In an 1851 edition of Persian poet Saadi’s ‘Kolliat,’ he calls himself ‘bande-ye dargah’ (in Persian: servant of the court). In an 1853-57 edition of ‘Rowzat al-Safa,’ a biographical collection by Persian historian Mir-Khand (1433-1498), Khui signs as ‘khadem (servant) of Dar-al-Fonun,’ the first institute of higher learning in Iran founded in 1851, and also qualifies himself as painter.”

The particular Shahnameh that forms the subject of the talk is the first illustrated Iranian edition of the Persian national epic. It has already been listed as Khui’s work by Robinson.

Marzolph describes Khui’s work in the essay: “Ali Qoli takes great care in the highly stylized, minute representation of faces, especially the hair and beard. Exposed teeth and stuck-out tongues are often rendered in extreme detail to illustrate torment as well as imminent or actual death.
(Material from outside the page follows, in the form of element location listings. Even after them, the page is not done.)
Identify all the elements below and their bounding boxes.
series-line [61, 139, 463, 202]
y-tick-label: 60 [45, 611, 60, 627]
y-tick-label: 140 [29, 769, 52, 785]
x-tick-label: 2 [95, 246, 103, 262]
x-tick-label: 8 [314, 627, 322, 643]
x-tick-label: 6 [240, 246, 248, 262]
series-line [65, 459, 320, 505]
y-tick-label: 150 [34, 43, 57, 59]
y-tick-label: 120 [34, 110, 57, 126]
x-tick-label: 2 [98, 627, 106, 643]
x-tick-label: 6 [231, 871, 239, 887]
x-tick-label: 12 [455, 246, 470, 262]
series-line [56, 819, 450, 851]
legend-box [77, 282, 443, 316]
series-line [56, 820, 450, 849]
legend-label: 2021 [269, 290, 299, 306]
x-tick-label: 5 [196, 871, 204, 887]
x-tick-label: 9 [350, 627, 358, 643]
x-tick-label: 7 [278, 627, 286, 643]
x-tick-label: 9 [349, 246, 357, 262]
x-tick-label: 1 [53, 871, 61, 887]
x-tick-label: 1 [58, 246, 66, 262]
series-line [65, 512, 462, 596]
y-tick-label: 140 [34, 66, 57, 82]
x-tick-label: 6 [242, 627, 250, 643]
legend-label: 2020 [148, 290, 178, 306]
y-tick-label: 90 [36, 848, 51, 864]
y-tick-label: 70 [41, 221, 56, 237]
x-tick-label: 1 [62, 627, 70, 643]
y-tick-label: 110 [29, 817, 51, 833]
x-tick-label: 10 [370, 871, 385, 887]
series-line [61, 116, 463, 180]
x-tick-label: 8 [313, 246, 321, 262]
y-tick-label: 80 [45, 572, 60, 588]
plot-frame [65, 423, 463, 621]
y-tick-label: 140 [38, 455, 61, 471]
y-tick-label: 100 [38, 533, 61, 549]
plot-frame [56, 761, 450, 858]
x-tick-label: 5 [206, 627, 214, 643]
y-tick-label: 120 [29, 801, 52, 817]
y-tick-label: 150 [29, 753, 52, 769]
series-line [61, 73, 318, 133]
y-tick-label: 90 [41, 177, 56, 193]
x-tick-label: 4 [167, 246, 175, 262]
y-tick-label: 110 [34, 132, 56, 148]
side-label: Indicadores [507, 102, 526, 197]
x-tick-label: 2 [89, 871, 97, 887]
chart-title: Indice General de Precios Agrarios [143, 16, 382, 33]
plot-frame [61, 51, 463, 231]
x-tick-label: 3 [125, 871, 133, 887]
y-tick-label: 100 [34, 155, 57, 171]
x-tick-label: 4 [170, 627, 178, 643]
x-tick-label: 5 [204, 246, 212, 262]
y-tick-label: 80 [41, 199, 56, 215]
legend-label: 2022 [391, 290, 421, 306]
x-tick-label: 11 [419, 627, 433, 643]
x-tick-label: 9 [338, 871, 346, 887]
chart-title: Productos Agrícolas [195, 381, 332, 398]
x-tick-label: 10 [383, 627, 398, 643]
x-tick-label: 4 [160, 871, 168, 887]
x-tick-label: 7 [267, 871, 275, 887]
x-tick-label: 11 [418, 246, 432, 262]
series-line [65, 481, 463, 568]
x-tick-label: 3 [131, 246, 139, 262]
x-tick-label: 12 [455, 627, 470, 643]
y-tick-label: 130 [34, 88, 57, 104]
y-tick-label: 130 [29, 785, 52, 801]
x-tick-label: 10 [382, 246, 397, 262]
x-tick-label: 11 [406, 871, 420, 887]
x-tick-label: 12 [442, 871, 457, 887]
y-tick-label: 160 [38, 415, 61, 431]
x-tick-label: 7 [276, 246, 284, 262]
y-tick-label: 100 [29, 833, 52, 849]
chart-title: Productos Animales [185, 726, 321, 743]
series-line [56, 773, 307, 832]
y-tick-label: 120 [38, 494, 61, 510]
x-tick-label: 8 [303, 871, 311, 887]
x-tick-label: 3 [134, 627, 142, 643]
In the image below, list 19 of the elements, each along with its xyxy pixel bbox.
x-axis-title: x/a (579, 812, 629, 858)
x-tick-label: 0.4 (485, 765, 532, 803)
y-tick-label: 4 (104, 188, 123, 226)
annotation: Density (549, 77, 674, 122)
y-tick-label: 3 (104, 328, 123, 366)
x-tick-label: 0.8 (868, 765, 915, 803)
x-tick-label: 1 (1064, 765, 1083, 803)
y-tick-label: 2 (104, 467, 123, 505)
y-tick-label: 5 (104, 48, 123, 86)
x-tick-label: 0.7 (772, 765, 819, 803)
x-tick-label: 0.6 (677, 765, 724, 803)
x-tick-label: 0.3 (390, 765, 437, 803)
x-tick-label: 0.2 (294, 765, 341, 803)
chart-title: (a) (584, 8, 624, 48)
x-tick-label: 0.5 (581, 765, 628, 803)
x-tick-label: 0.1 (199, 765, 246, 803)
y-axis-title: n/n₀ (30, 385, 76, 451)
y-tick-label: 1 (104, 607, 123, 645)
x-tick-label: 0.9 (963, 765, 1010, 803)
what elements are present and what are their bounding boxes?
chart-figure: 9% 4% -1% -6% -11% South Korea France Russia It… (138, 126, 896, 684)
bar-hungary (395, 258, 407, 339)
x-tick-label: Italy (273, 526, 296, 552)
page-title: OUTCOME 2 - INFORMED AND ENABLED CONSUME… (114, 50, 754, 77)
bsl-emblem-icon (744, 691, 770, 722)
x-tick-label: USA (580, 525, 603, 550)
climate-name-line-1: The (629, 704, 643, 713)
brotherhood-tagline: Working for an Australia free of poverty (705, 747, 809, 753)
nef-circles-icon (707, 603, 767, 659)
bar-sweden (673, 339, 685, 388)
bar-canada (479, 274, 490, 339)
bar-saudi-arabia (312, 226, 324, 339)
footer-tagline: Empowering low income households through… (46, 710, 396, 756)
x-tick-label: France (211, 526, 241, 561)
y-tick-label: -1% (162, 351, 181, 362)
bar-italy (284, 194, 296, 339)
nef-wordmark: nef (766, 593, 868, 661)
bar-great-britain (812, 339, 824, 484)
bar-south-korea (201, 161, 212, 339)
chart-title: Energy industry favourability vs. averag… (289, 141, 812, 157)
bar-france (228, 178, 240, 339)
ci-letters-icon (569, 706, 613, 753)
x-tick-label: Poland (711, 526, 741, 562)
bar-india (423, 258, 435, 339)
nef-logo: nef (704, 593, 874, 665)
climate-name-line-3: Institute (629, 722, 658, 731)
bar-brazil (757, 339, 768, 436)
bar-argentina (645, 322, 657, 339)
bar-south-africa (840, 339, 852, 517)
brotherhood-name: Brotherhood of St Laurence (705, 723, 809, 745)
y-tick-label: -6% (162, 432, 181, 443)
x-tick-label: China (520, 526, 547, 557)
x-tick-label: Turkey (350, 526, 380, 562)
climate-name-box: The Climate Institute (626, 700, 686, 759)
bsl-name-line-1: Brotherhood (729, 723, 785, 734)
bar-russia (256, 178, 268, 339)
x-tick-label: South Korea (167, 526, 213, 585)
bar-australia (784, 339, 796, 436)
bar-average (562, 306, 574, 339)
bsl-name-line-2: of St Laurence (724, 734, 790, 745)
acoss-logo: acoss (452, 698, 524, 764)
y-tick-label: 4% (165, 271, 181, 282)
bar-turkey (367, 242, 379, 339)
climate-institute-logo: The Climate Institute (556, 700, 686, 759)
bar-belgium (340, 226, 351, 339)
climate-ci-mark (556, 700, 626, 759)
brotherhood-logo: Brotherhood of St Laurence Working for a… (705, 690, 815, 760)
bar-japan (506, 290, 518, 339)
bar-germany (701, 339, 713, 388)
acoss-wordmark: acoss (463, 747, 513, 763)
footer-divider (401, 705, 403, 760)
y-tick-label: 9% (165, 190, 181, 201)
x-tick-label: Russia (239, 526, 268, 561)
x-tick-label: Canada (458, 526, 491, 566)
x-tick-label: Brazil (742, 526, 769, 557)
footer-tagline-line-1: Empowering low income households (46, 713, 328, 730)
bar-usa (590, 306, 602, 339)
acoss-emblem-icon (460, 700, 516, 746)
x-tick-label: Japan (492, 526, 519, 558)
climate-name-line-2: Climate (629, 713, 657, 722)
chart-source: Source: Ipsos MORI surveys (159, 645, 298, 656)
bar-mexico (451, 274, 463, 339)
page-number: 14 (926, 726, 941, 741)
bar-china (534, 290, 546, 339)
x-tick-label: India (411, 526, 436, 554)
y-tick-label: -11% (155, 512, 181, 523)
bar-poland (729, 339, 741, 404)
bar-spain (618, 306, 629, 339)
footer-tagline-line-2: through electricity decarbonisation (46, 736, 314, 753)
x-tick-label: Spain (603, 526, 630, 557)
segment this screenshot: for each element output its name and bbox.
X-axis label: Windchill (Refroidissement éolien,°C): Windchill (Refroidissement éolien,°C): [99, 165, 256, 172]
The background in his landscape illustrations is sometimes filled with silhouettes of tiny flying birds, often no more than a simple cross of slightly bent lines.”

At the end of the essay, Marzolph says that the illustrations such as Khui’s works “offer the charming naivety of an art that, given the hundreds of copies in which it was reproduced, was a little closer to people (compared to manuscript illuminations prepared for Timurid princes). This popular aspect might contribute, in the long run, to an adequate understanding of the Persian art of bookmaking in the Qajar period (1785-1925).”

Malek Library Museum is located on United Nations Street, Imam Khomeini Square.